Iwao Takamoto, the animator who created Scooby-Doo and directed the cartoon classic "Charlotte's Web," died last week. This guy had an amazing career in animation that spanned decades and he worked on such films as Cinderella, Peter Pan, Lady and the Tramp, 101 Dalmatians, The Jetsons and The Flintstones. But he is most remembered for Scooby-Doo. According to an article on msnbc.com, "Takamoto said he created Scooby-Doo after talking with a Great Dane breeder and named him after Frank Sinatra's final phrase in Strangers in the Night." As a kid, I spent hundreds of hours watching shows created by this guy. In many ways, that's why I'm a cartoonist today. R.I.P. Iwao.

Looks like the United States isn't the only country that has a problem with fat asses. According to an article on usatoday.com, "China is super-sizing its children as fast as its economy, prompting fears of an American-style obesity crisis here." Ji Chengye, a leading child-health researcher, proclaims, "China has entered the era of obesity ... The speed of growth is shocking." But bigger children are a source of pride and proof of prosperity for many Chinese. "The old saying, 'A fat child is a healthy child,' is still too prevalent," Ji says. So which will it be, China? Fat or famine? And don't start blaming McDonald's like the idiots here in the U.S. Salesman Liu Guojian sums it up best, "Our daughter will definitely be taller than us. She has eaten better than my wife and I. When I grew up, in winter all we had to eat was cabbage." Dammit, mom! Cabbage soup again?!

What's the worst kind of pizza you've ever heard of? BBQ Chicken pizza? Pineapple pizza? Not even close to this one. I was reading about the latest woes of pizza restaurant chain Pizza Patron. According to an article on cnn.com, "[The] pizza chain has been hit with death threats and hate mail after offering to accept Mexican pesos, becoming another flashpoint in the nation's debate over immigrants." Now, receiving death threats because you accept pesos for purchases is a travesty, really. Who cares if they accept pesos? Does that warrant death threats? No. But this does. The article goes on to explain, "The take-home menus are in both English and Spanish, and the dishes include the La Mexicana pizza, with spicy chorizo sausage [and] La Barbacoa pizza, topped with spicy pulled pork." Barbacoa pizza??? That has got to be the worst idea I've ever heard of. They better serve that with a 32oz. Pepto-Bismol and a side of chocolate Ex-Lax.
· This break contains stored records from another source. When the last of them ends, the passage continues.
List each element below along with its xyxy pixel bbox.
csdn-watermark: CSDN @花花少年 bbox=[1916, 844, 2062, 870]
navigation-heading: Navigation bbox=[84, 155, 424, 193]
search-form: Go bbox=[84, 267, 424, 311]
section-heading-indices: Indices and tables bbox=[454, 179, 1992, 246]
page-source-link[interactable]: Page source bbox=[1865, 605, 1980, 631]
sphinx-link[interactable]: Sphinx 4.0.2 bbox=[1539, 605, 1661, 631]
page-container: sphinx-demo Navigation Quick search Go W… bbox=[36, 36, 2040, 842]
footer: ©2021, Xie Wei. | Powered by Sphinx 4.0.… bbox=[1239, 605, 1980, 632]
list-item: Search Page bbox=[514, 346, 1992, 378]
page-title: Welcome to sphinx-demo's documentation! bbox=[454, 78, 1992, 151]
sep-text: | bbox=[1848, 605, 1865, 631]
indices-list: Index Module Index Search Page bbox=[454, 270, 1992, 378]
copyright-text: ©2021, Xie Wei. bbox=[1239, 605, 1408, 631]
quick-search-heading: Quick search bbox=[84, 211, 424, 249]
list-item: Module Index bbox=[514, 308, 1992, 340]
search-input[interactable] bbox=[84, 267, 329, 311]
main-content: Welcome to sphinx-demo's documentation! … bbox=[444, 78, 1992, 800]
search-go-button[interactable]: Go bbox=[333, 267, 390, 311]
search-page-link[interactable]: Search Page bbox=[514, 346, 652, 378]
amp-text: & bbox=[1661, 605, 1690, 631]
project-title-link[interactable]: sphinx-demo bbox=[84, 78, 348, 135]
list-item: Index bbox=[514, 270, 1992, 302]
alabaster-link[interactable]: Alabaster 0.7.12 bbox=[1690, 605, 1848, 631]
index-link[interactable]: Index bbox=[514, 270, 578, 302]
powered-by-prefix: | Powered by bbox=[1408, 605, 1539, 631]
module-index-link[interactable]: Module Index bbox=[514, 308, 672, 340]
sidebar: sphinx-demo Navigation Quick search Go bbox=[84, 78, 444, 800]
Daddy's gonna be hurting in the morning.

And finally, everyone knew the idea of O.J. Simpson releasing a "hypothetical" account of the night he murdered Nicole Brown Simpson and Ronald Goldman was a bad idea. But was it really a confession? According to an article on msnbc.com, "The narrative is as revolting as one might expect, but it's also surprisingly revealing. What emerges from the chapter is something new in the nearly 13-year Simpson saga: a seeming confession in Simpson's own voice." Simpson describes the night in vivid detail and rarely deviates from the prosecution's account of the evening. And after describing his discovery of the two together, Simpson writes, "something went horribly wrong, and I know what happened, but I can't tell you exactly how." Fred Goldman, Ron's father, isn't surprised at all to hear what Simpson has written. "This is the guy who murdered them-of course he knows what the evidence is and how he did it," he says in the article. Apparently, the rights to the book will revert back to Simpson since Regan Books will never publish it. Will he try to find another publisher? Probably. Would people buy it? Most definitely. It is the most salacious and disturbing of concepts. And people eat that shit up. Is it a good idea? Morally, it is the most bankrupt of ideas. It mocks our entire justice system. And reminds us all how money can buy a creepy slime-ball justice. And that is just as disgusting as the idea of releasing this book.